Two panel comparisons were performed. First we selected 60 individuals that are found in both the NYCG1KG and HGDP1KG panels and imputed them using GLIMPSE2 with either panel in a “leave-one-out” manner, meaning the target individual was removed from the reference panel, and downsampled to 1x coverage for imputation. For efficiency we only performed this analysis on chromosome 20. This same design (leave-one-out on the same 60 individuals for chromosome 20) was used in our recent preprint. Figure 1 contrasts panel performance. The metric we evaluated was the imputation r2, which is the squared Pearson correlation coefficient between the imputed genotype and the truth genotypes provided by the high coverage genotype calls. The aggregate imputation r2 among all 60 individuals is stratified by minor allele frequency (MAF) of the site in the respective reference panel. In the upper panel of Figure 1 the blue lines represent the HGDP1KG panel while the red lines represent the NYGC1KG panel. Solid lines represent the imputation r2 performance when considering all sites in the panel, while dashed lines represent imputation r2 performance at sites shared between both reference panels (~1.4M sites) on chromosome 20. The lower panel of the figure represents the imputation r2 difference between the HGDP1KG panel and the NYCG1KG panel results, again stratified by MAF.

Figure 1: Aggregate imputation r2 performance comparison between HGDP1KG and NYGC1KG panels using leave-one-out analysis on 60 individuals at 1x genomic coverage. Top panel: raw imputation r2, bottom panel: r2 differences between panels.

The results from chromosome 20 were encouraging, so we went on to genome-wide tests of imputation performance, now using 116 individuals from the Simons Genome Diversity Project (SGDP), which are in neither the NYGC1KG or HGDP1KG panels. The SGDP individuals represent a diverse global sample of human genetic variation. These individuals were also downsampled to 1x genomic coverage and imputed with both panels. Finally we compared these imputed results against the “true” calls from high-coverage (~30x) genotype calls of the SGDP individuals again using imputation r2. Figure 2 shows these imputation r2 results aggregated across all 116 individuals. The layout of Figure 2 is identical to Figure 1, except that the MAFs used to stratify the results come from the SGDP. Genome-wide the two panels shared ~63.8M variants.

Figure 2: Aggregate imputation r2 performance comparison between HGDP1KG and NYGC1KG panels among 116 individuals from the SGDP downsampled to 1x genomic coverage. Top panel: raw imputation r2, bottom panel: r2 differences between panels.

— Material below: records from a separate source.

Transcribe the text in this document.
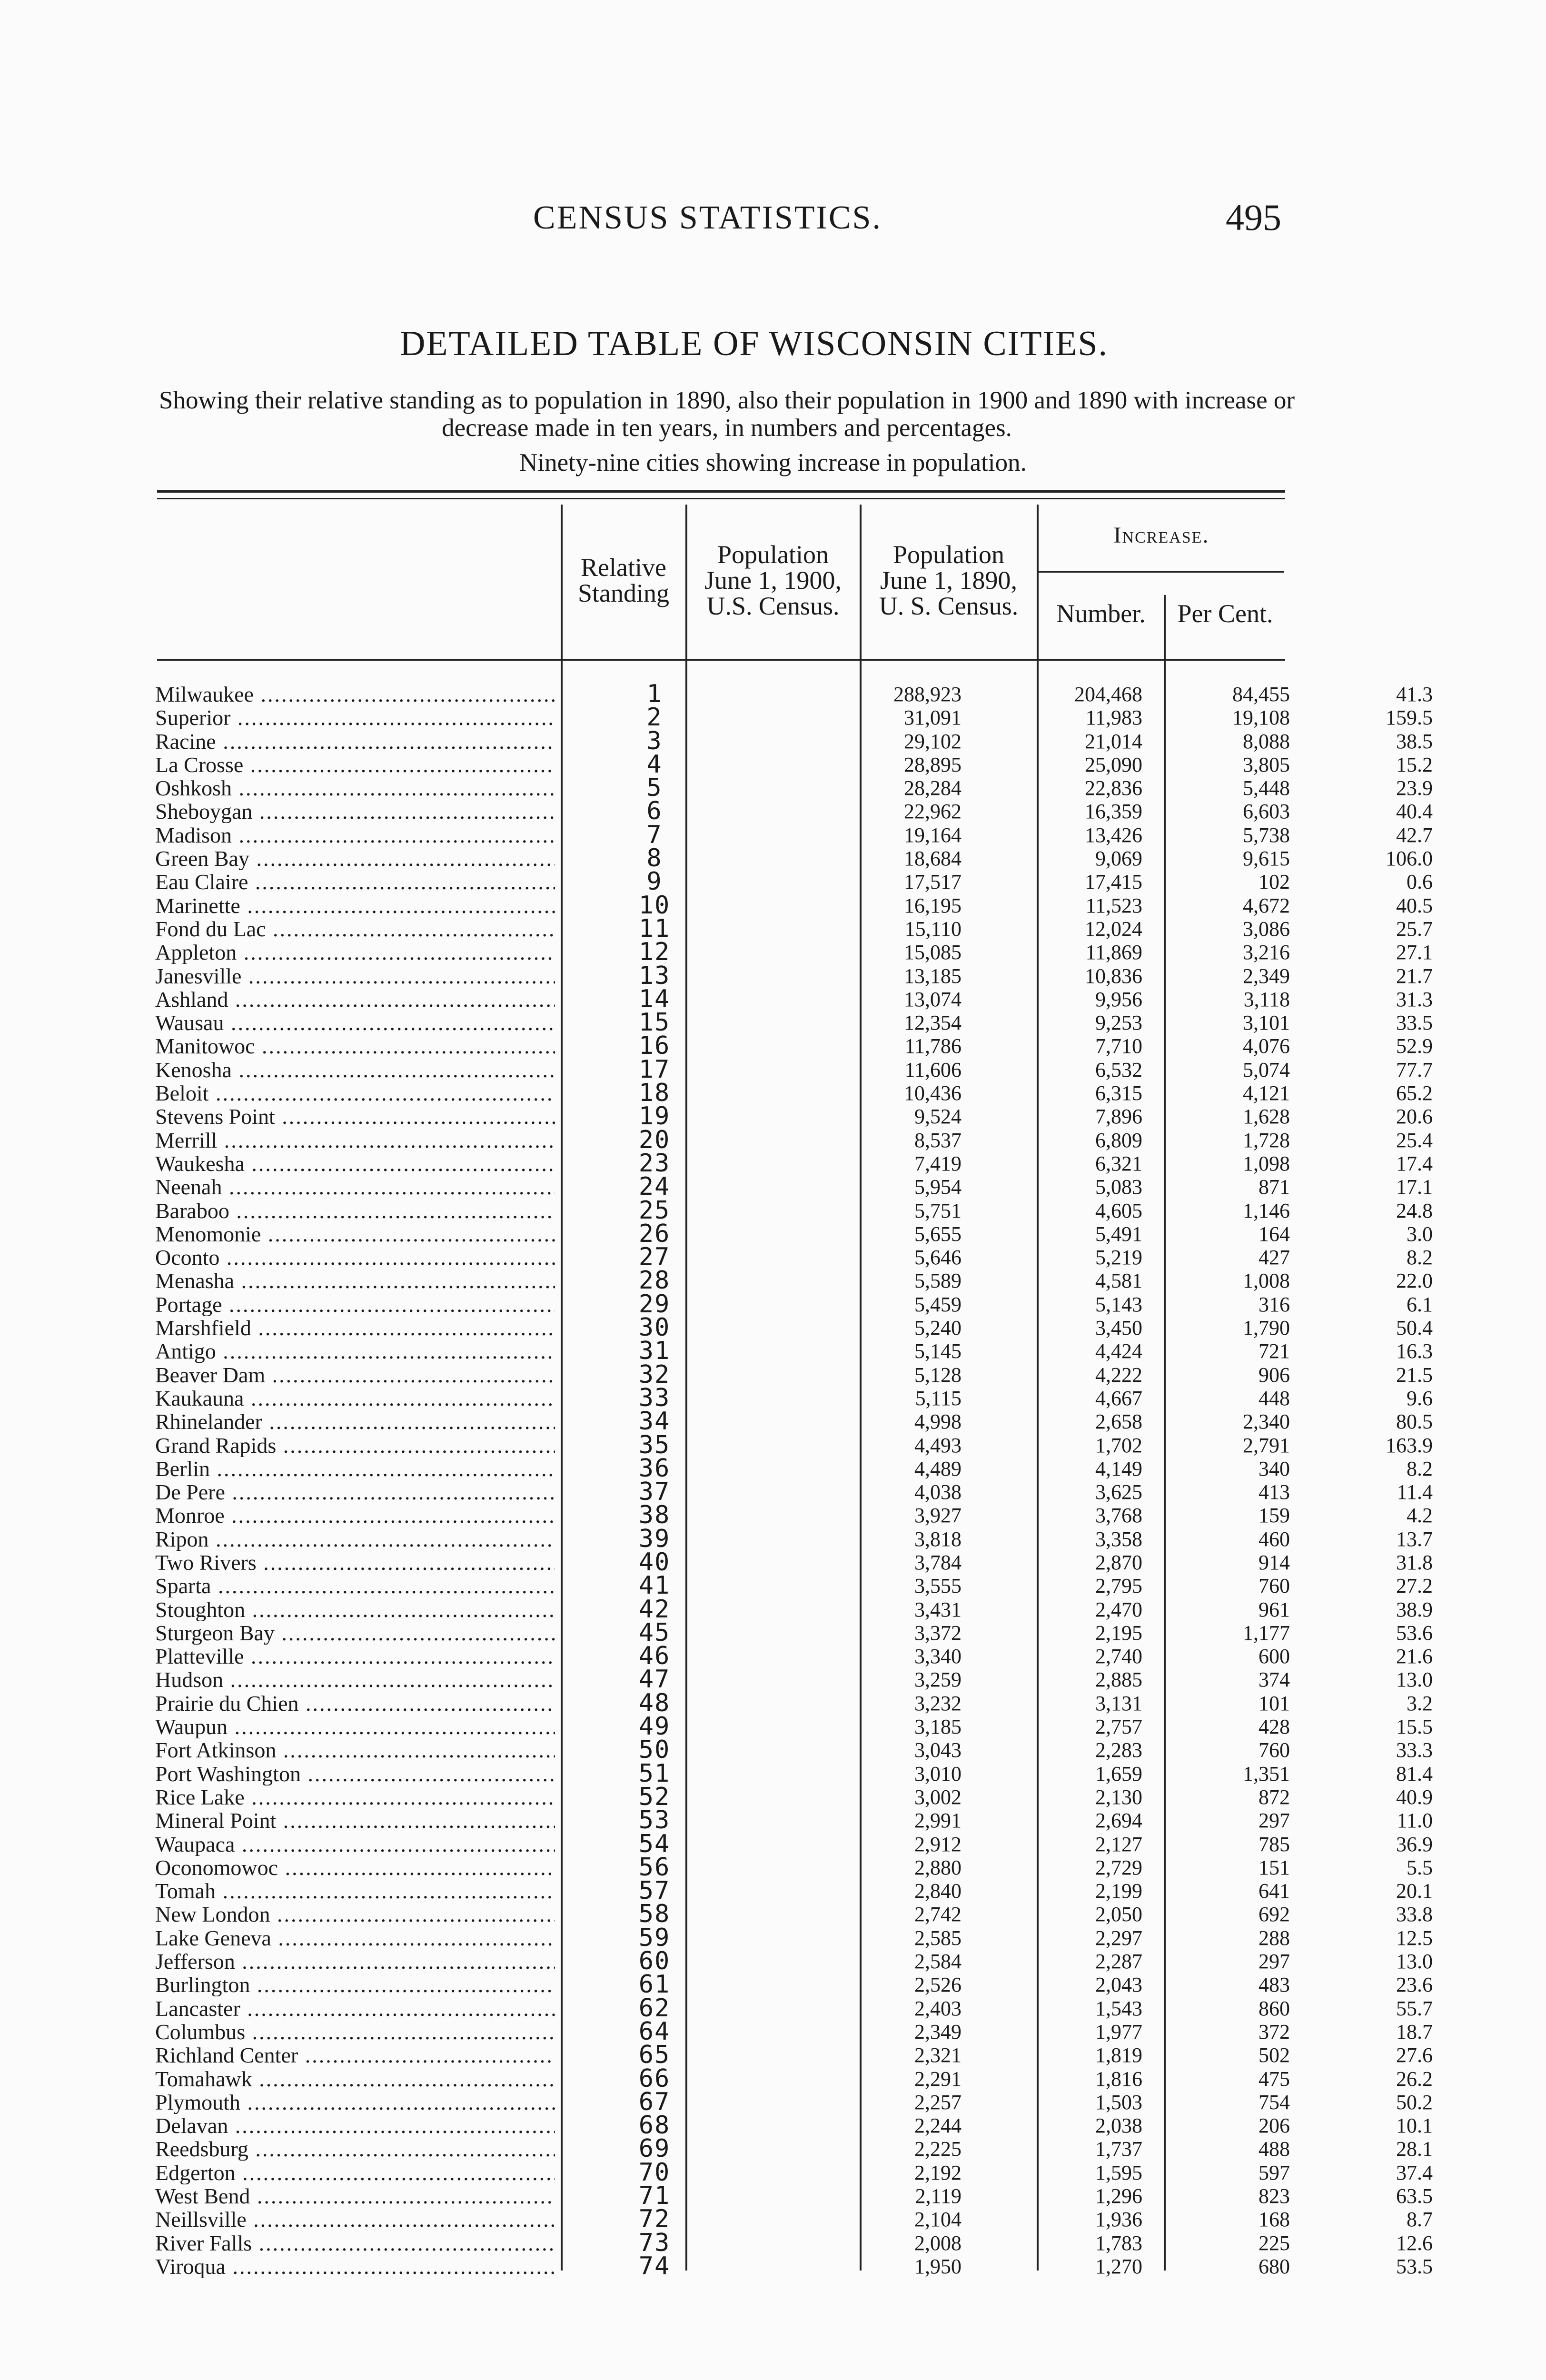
CENSUS STATISTICS.	495
DETAILED TABLE OF WISCONSIN CITIES.
Showing their relative standing as to population in 1890, also their population in 1900 and 1890 with increase or decrease made in ten years, in numbers and percentages.
Ninety-nine cities showing increase in population.
Relative
Standing
Population
June 1, 1900,
U.S. Census.
Population
June 1, 1890,
U. S. Census.
Increase.
Number.	Per Cent.
Milwaukee .....	1	288,923	204,468	84,455	41.3
Superior .....	2	31,091	11,983	19,108	159.5
Racine .....	3	29,102	21,014	8,088	38.5
La Crosse .....	4	28,895	25,090	3,805	15.2
Oshkosh .....	5	28,284	22,836	5,448	23.9
Sheboygan .....	6	22,962	16,359	6,603	40.4
Madison .....	7	19,164	13,426	5,738	42.7
Green Bay .....	8	18,684	9,069	9,615	106.0
Eau Claire .....	9	17,517	17,415	102	0.6
Marinette .....	10	16,195	11,523	4,672	40.5
Fond du Lac .....	11	15,110	12,024	3,086	25.7
Appleton .....	12	15,085	11,869	3,216	27.1
Janesville .....	13	13,185	10,836	2,349	21.7
Ashland .....	14	13,074	9,956	3,118	31.3
Wausau .....	15	12,354	9,253	3,101	33.5
Manitowoc .....	16	11,786	7,710	4,076	52.9
Kenosha .....	17	11,606	6,532	5,074	77.7
Beloit .....	18	10,436	6,315	4,121	65.2
Stevens Point .....	19	9,524	7,896	1,628	20.6
Merrill .....	20	8,537	6,809	1,728	25.4
Waukesha .....	23	7,419	6,321	1,098	17.4
Neenah .....	24	5,954	5,083	871	17.1
Baraboo .....	25	5,751	4,605	1,146	24.8
Menomonie .....	26	5,655	5,491	164	3.0
Oconto .....	27	5,646	5,219	427	8.2
Menasha .....	28	5,589	4,581	1,008	22.0
Portage .....	29	5,459	5,143	316	6.1
Marshfield .....	30	5,240	3,450	1,790	50.4
Antigo .....	31	5,145	4,424	721	16.3
Beaver Dam .....	32	5,128	4,222	906	21.5
Kaukauna .....	33	5,115	4,667	448	9.6
Rhinelander .....	34	4,998	2,658	2,340	80.5
Grand Rapids .....	35	4,493	1,702	2,791	163.9
Berlin .....	36	4,489	4,149	340	8.2
De Pere .....	37	4,038	3,625	413	11.4
Monroe .....	38	3,927	3,768	159	4.2
Ripon .....	39	3,818	3,358	460	13.7
Two Rivers .....	40	3,784	2,870	914	31.8
Sparta .....	41	3,555	2,795	760	27.2
Stoughton .....	42	3,431	2,470	961	38.9
Sturgeon Bay .....	45	3,372	2,195	1,177	53.6
Platteville .....	46	3,340	2,740	600	21.6
Hudson .....	47	3,259	2,885	374	13.0
Prairie du Chien .....	48	3,232	3,131	101	3.2
Waupun .....	49	3,185	2,757	428	15.5
Fort Atkinson .....	50	3,043	2,283	760	33.3
Port Washington .....	51	3,010	1,659	1,351	81.4
Rice Lake .....	52	3,002	2,130	872	40.9
Mineral Point .....	53	2,991	2,694	297	11.0
Waupaca .....	54	2,912	2,127	785	36.9
Oconomowoc .....	56	2,880	2,729	151	5.5
Tomah .....	57	2,840	2,199	641	20.1
New London .....	58	2,742	2,050	692	33.8
Lake Geneva .....	59	2,585	2,297	288	12.5
Jefferson .....	60	2,584	2,287	297	13.0
Burlington .....	61	2,526	2,043	483	23.6
Lancaster .....	62	2,403	1,543	860	55.7
Columbus .....	64	2,349	1,977	372	18.7
Richland Center .....	65	2,321	1,819	502	27.6
Tomahawk .....	66	2,291	1,816	475	26.2
Plymouth .....	67	2,257	1,503	754	50.2
Delavan .....	68	2,244	2,038	206	10.1
Reedsburg .....	69	2,225	1,737	488	28.1
Edgerton .....	70	2,192	1,595	597	37.4
West Bend .....	71	2,119	1,296	823	63.5
Neillsville .....	72	2,104	1,936	168	8.7
River Falls .....	73	2,008	1,783	225	12.6
Viroqua .....	74	1,950	1,270	680	53.5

As is evident in the Figures 1 & 2, the new gnomAD_v3.1.2 release version of the HGDP1KG panel marks a significant improvement over the current gold-standard NYGC1KG panel. We see especially large imputation accuracy improvements at lower minor allele frequencies. Moreover, we see significant imputation performance gains even after filtering both panels to a common set of variants (dashed lines). From these results we conclude that the HGDP1KG panel offers a large set of high-quality genotype calls, and is a comprehensive improvement over the NYCG1KG panel for genotype imputation from low-pass sequences.

The new HGDP1KG panel is now available on the Gencove platform as our standard human reference panel.